Teach the local spiller to turn stack slot loads into register-register copies · 2f838f21

Chris Lattner authored Sep 19, 2005

when possible, avoiding the load (and avoiding the copy if the value is already
in the right register).

This patch came about when I noticed code like the following being generated:

  store R17 -> [SS1]
  ...blah...
  R4 = load [SS1]

This was causing an LSU reject on the G5.  This problem was due to the register
allocator folding spill code into a reg-reg copy (producing the load), which
prevented the spiller from being able to rewrite the load into a copy, despite
the fact that the value was already available in a register.  In the case
above, we now rip out the R4 load and replace it with a R4 = R17 copy.
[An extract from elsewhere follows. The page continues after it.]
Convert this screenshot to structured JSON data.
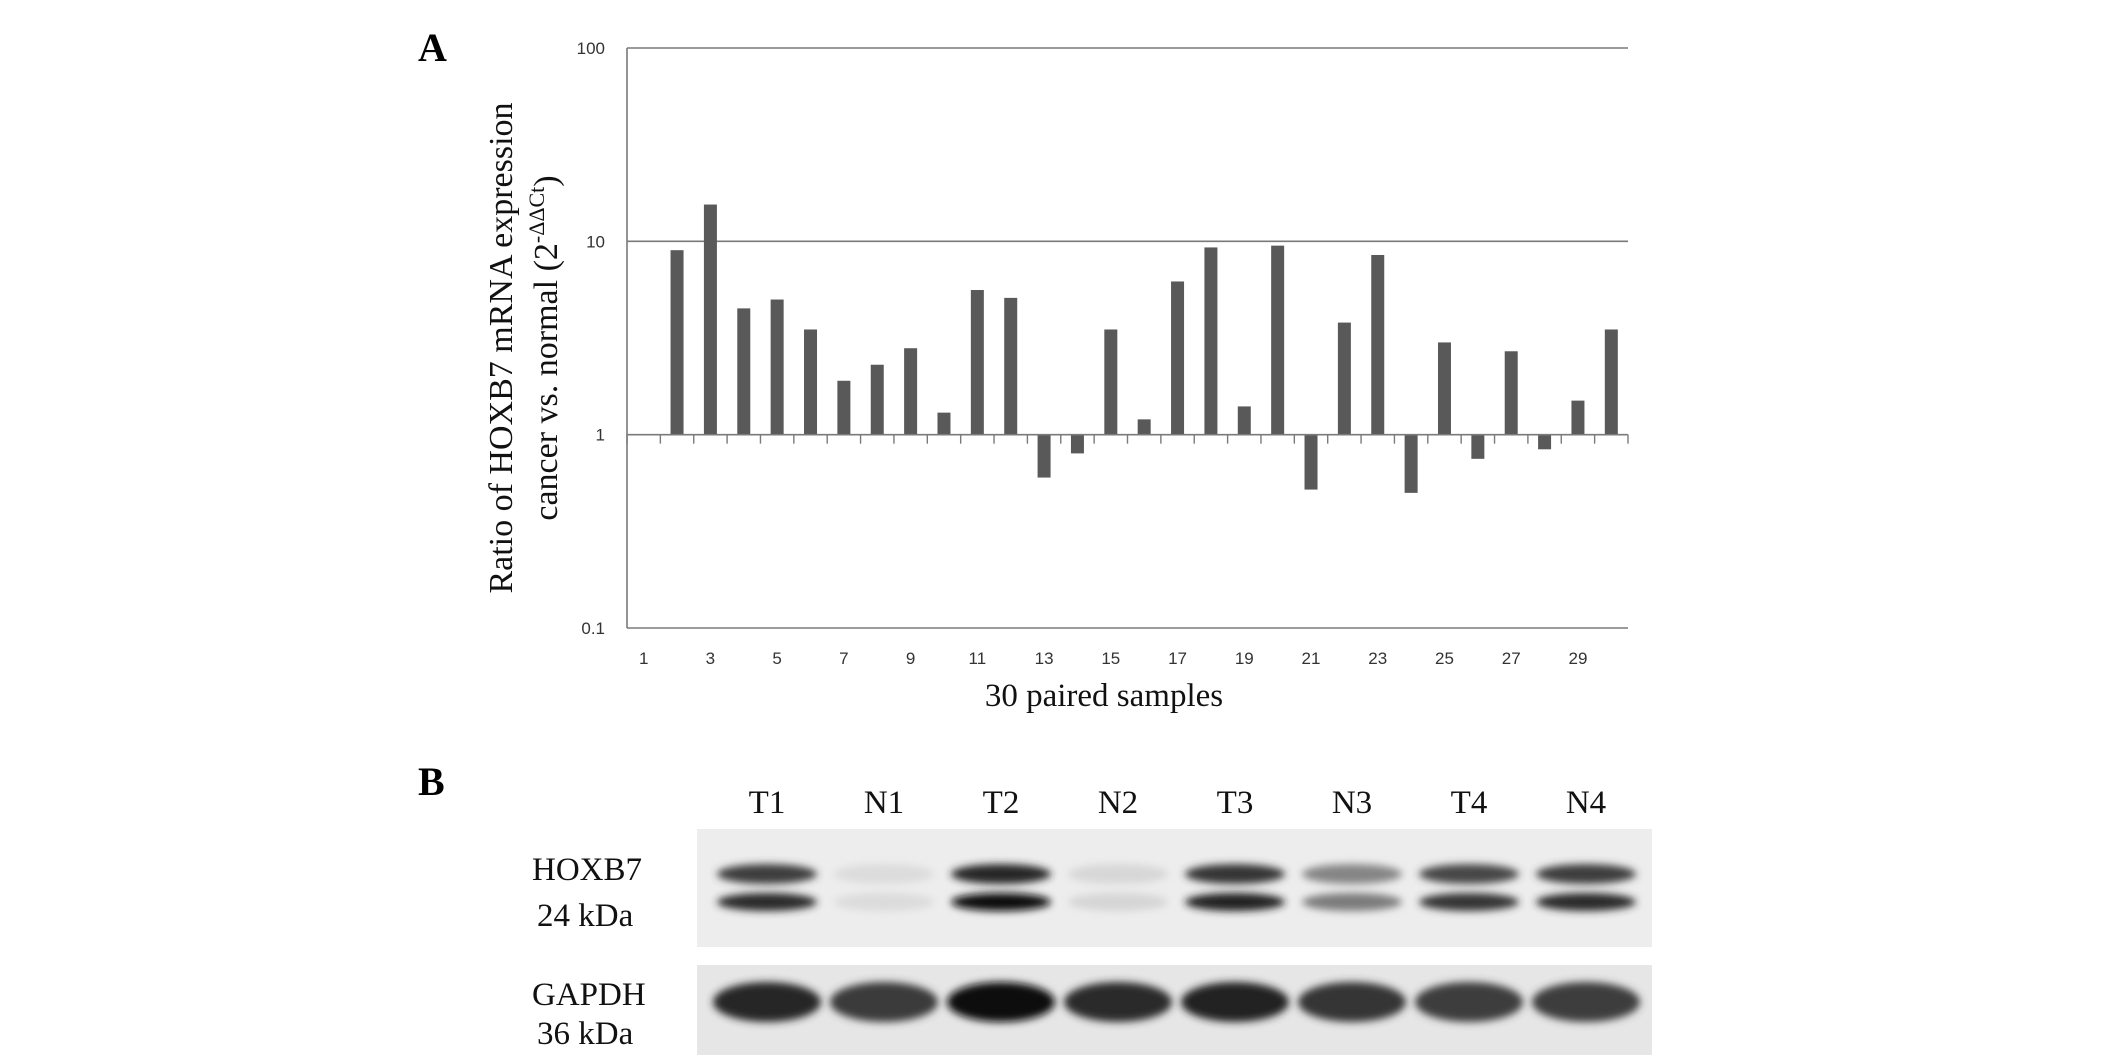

This speeds up several programs on X86 (which spills a lot :) ), e.g.
smg2k from 22.39->20.60s, povray from 12.93->12.66s, 168.wupwise from
68.54->53.83s (!), 197.parser from 7.33->6.62s (!), etc.  This may have a larger
impact in some cases on the G5 (by avoiding LSU rejects), though it probably
won't trigger as often (less spilling in general).

Targets that implement folding of loads/stores into copies should implement
the isLoadFromStackSlot hook to get this.

llvm-svn: 23388

2f838f21